I was introduced to Being Wrong after watching a video of a presentation Kathryn Schulz gave at a TED convention. The premise of the book intrigued me and I added it to the list, and it finally came up.
It was a fascinating book, exploring not only how and why people go wrong, but more importantly, what happens when we do - both the negative and the positive.
Schultz’s basic premise is that being wrong, though it can be uncomfortable, sometimes even catastrophic, can also give us opportunities for learning and growth. This is something that I felt I could appreciate, as I’ve always done my best to admit when I’ve made mistakes - though, granted, I’m sure I’m just as blind as the next guy when it comes to realizing I’m wrong. Even so, I do my best - as we all do, I guess.
Schulz covered a range of biases that explained the why and how of people going wrong - the whole gamut, from confirmation bias to the effect of peer and community pressure on beliefs.
Some of the most touching stories she related included a woman who mistakenly identified a man who raped her - and thus sent an innocent man away to jail for several years. He was eventually exonerated, and she even extended an olive branch to him and made peace with him - until he ended up committing a murder. Though she was wrong about him raping her, he did end up being a killer.

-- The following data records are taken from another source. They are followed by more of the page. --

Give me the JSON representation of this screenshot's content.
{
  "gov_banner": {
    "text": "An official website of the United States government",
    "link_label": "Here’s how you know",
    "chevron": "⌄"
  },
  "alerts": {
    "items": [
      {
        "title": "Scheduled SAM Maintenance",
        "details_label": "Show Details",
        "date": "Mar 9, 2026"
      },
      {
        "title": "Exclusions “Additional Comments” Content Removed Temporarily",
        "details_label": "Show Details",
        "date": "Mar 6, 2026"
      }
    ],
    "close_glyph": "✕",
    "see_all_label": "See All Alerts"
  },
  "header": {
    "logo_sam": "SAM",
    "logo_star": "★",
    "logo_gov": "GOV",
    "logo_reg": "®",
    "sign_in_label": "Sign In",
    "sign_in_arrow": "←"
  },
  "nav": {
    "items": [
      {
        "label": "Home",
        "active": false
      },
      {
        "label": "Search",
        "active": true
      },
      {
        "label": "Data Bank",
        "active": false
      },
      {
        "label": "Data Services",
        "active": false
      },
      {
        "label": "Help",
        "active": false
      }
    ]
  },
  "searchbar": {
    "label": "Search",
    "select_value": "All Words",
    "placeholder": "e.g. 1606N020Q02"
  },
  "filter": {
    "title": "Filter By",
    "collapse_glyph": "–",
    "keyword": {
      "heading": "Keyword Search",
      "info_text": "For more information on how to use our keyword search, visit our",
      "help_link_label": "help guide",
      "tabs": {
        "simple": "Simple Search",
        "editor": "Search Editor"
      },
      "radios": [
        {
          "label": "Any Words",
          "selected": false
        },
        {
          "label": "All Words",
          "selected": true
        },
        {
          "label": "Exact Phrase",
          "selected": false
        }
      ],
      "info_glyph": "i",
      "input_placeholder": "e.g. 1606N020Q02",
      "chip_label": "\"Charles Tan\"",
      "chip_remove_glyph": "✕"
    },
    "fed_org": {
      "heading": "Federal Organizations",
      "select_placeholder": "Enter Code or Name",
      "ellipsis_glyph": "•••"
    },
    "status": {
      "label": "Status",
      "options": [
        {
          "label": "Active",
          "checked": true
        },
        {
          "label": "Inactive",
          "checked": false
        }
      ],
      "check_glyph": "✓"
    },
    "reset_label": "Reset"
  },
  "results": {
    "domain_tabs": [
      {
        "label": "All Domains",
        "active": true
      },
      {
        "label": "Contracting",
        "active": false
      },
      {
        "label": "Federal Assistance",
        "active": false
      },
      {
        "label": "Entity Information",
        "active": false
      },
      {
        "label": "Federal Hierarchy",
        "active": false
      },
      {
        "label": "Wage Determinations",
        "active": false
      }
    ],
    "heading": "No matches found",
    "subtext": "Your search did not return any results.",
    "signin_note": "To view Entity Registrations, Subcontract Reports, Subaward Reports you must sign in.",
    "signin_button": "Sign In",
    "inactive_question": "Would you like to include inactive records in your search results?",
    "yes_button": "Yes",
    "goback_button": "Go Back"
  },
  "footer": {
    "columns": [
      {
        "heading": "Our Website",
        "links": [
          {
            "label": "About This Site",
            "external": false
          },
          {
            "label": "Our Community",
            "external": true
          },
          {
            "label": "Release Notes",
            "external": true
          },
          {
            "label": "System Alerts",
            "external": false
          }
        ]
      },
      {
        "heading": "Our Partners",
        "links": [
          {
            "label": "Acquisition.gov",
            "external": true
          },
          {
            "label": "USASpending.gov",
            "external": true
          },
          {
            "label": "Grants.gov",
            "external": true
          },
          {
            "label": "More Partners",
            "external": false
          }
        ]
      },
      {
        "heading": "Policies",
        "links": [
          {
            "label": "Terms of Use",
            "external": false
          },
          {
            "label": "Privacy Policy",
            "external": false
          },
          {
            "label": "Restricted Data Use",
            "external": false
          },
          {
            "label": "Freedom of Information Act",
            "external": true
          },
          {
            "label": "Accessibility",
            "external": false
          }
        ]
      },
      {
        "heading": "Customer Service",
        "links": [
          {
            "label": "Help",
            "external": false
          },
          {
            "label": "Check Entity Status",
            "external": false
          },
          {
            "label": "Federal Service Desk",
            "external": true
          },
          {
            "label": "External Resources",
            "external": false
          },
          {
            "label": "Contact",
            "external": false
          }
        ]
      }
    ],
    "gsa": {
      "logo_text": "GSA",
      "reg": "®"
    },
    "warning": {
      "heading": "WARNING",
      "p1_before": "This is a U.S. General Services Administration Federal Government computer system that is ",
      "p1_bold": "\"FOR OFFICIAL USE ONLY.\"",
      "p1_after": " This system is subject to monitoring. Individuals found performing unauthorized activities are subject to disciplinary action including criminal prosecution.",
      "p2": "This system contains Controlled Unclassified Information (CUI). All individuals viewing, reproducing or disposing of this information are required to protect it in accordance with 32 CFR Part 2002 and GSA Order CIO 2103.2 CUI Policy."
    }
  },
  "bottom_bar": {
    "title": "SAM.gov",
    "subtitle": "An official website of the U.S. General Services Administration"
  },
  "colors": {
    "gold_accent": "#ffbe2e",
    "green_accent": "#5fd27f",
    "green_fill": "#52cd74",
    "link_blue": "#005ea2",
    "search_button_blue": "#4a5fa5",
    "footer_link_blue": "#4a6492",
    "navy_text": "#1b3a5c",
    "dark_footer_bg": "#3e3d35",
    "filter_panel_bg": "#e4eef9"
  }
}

Though it was a grim example, it was also uplifting, showing how the woman’s experiences shaped her and allowed her to grow.
I think that Being Wrong is a book that everyone should read. It forced me to reconsider many of my beliefs about wrongness and rightness, and I hope it does the same for many others.
Books: Currently reading Gravity's Rainbow. Wow, talk about dense.
Bottles: Had a glass of Kim Crawford Pinot Noir a few nights ago which was pretty good.
Writing: Slowly making my way through the rewrite.
Guitar: Out of town right now, so...no.